Natural High

03/28/2012 4:00 AM |

Artificial Paradises

Directed by Yulene Olaizola

A small-scale study in dependency, Artificial Paradises takes place during the offseason at a rustic beachfront resort in Veracruz, Mexico, where the rainforests extend almost to the edge of the sea. Luisa (Luisa Pardo), glimpsed smoking around the property in a meditative crouch, a scarf wrapped loosely around her neck, has holed up here for reasons that are not explicitly given but presumably related to her heroin addiction—in her room, she scours a piece of tinfoil, lighter in hand, for trace amounts of chiva. Either she plans to hide out from problems precipitated by her habit, or else attempt to kick it altogether, but the frayed Luisa eventually asks the inn’s much-older groundskeeper, Salomón (Salomón Hernández), where she might replenish her supply. Salomón, who is himself constantly smoking a joint (though he quit cigarettes after he chewed three of them, and “almost died from that heartburn”), helps her as best he can. She’s amused by him, and the film tracks a deepening mutual understanding, as their isolation is reflected in, and Luisa’s desperation is compounded by, the under-the-weather landscape.

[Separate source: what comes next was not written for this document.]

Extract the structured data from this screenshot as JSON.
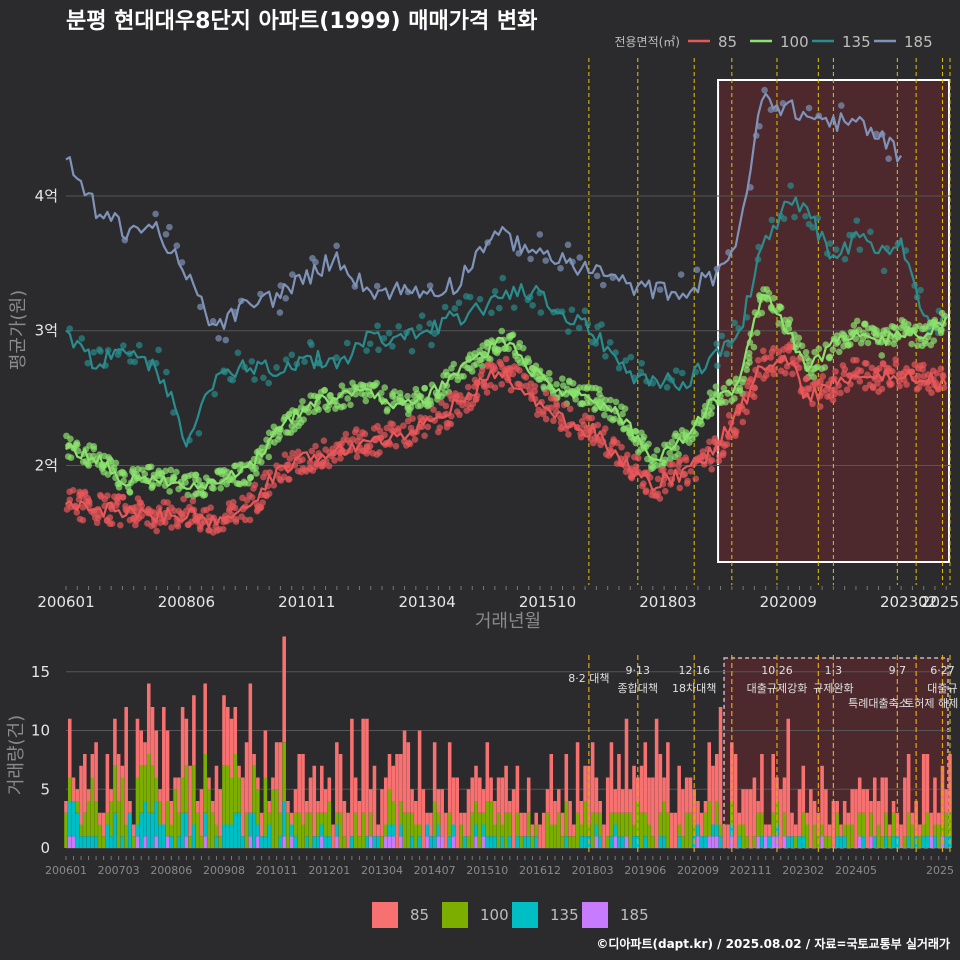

Non-pro Hernández is an amazing screen presence, and he anchors Artificial Paradises (the title references Baudelaire), with his work shirt open and his bloodshot eyes often aimed at the sky. On a few occasions, director Yulene Olaizola has him address the camera, each time being more of an apparent fourth-wall break than the last (the first time this happens, he might be telling a story to an off-screen friend; the next, he’s working, and no one else seems to be around); as a result, the character of Salomón slowly takes on an almost bardic aspect. In lesser hands, Artificial Paradises (co-written by Olaizola and Fernando del Razo, and masterfully shot by Lisa Tillinger) might have been formally unstable, and too schematic about the varieties of substance abuse, instead of the most broodingly serene addiction movie you’ll ever see.